In the thought of Perez and Romero, black holes are like that Inside the structure. “They’re looking at a slightly different model,” Cooley said. In this concept of a rebounding universe, black holes are more fluid than anyone previously imagined—and perhaps even more important to the further expansion of the universe.
If there’s a danger in the corner of cosmology that Perez and Romero share with Cooley and their co-authors, it’s that the hard data about rebounding universes and supermassive black holes are pretty weak. Our space probes are few and far between. We can only see so far with old telescopes.

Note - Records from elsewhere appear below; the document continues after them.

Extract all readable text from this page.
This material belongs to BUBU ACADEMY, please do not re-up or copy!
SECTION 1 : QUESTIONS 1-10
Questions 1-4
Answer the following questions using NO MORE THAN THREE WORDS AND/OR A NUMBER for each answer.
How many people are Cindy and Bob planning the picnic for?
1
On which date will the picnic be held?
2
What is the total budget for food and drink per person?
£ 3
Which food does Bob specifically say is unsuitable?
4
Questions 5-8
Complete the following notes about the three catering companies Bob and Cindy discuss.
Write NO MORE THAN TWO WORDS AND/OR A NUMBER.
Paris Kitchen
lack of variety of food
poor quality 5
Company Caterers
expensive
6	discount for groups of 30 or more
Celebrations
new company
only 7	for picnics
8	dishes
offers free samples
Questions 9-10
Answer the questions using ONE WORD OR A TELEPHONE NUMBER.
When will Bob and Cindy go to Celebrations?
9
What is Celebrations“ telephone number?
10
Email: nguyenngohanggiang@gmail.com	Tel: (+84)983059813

To better understand the potential black hole-assisted cosmic bounce, we need to find more black holes. Especially the larger galaxies in the center of galaxies. We also need better measurements of the background radiation of the universe. An accurate reading of the radiation can indicate cycles of expansion and contraction.
The good news is that such views may become possible soon. The new BICEP network, a group of four radio telescopes under construction at the South Pole, could give us good radioactive readings from the next few years. And we can expect more images (and even some movies) of large black holes from the Event Horizon Telescope.
If cosmologists like Perez, Romero, and Cooley start finding black holes everywhere and also recording radiation patterns emanating from the bouncing universe, then perhaps we should start making peace with the idea that everything we can see and imagine is much less distinct than we previously thought.
In fact, we could be living in the third, hundred, or thousandth version of the universe after repeated bounces, each partly fueled by ever-larger black holes.